Pour la seconde, American Crime se révêle être plus ambitieuse encore. Les conflits raciaux sont inévitablement présents, car – comme on l’a bien compris – cela fait partie de l’ADN de l’Amérique. Ce n’est cependant qu’une des composantes, puisque si les disparités sociales étaient évoquées en saison 1, elles jouent ici un rôle majeur étant autant un symptôme qu’une conséquence du problème.

Cela n’est donc pas très léger, mais là où John Ridley parvient à élever son propos, c’est quand il ajoute par-dessus un autre mal tristement ravageur et qui dépasse les races et les strates économico-sociales.

L’histoire débute avec Taylor Blaine (Connor Jessup) qui a été violé. Cela devient rapidement évident, même si le sujet n’est, au premier abord, pas abordé frontalement. Quand sa mère (Lili Taylor) demande que justice soit faite pour son fils, elle se retrouve à affronter des institutions qui refusent de s’aligner.

American Crime soulève beaucoup de questions et multiplie les points de vue pour apporter des réponses qui ne sont ni faciles à délivrer, ni aisées à comprendre.
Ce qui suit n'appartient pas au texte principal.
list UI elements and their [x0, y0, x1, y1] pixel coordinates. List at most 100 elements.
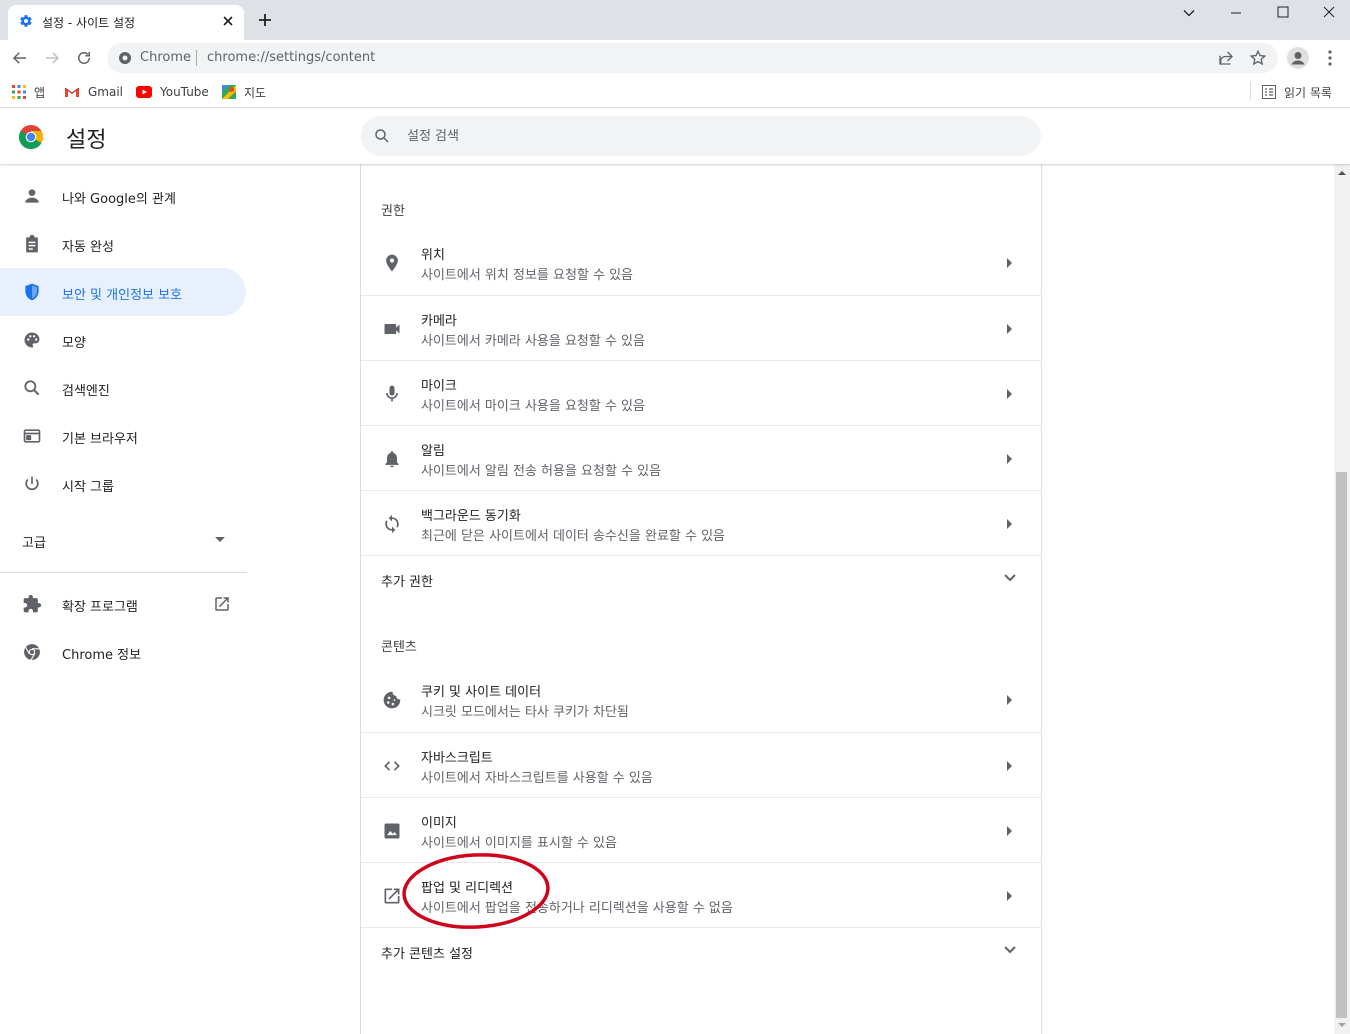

Les carences du système qui ont permis la naissance d’une véritable culture du viol faite d’incompréhensions et de stigmates économiques et sociaux est alors exposée au grand jour et ce n’est pas glorieux.

John Ridley ne s’arrête pas là, puisqu’il examine des retombées toujours plus dramatiques, des vies qui se brisent et une société qui ne fait que fermer les yeux, laissant le mal se propager encore plus profondément. Les victimes ne se voient pas offrir la possibilité de guérir, car personne ne parait être prêt à en faire une priorité.

Comme l’épisode 8 le montre en proposant des témoignages de réelles victimes et de proches ayant traversé le genre de tragédies décrites dans la série, tout ceci est terriblement proche de la réalité, bien plus qu’on aimerait le croire.

Le racisme, les violences sexuelles, les discriminations économiques et une intolérance systématique s’entremêlent pour alimenter un problème qui semble simplement trop gros pour être ignoré. Malgré tout, American Crime est assez explicite à ce sujet, c’est justement le refus de reconnaissance qui provoque des réactions en chaine impossibles à stopper qui font toujours plus de victimes.

On en retire des constats démoralisants, mais la série n’essaie pas de donner des leçons et préfère examiner plus profondément l’impact sur les individus. À ce niveau, personne n’est simplement oublié ou diabolisé, un tour de force pour lequel on peut autant créditer l’écriture que les acteurs. Felicity Huffman est époustouflante, mais la surprise dans ce registre est probablement Connor Jessup qui fait oublier 5 saisons de Falling Skies en un temps record, tandis que Joey Pollari laisse une impression durable dans la peau de cet adolescent homosexuel confus.

À tous les niveaux, American Crime est une série importante et est basiquement ce que l’on appelle aujourd’hui de la grande télévision. Sans fioriture, elle explore son sujet de façon honnête et intelligente sans concession, mais en restant étonnamment regardable. Même en sachant que chaque épisode peut contenir des scènes émotionnellement chargées, il est difficile de ne pas avoir envie de continuer, car l’écriture nous pousse à nous investir pleinement dans la vie des personnages.

Le fait qu’American Crime soit actuellement diffusée sur un network a juste quelque chose de surréaliste, mais de rassurant.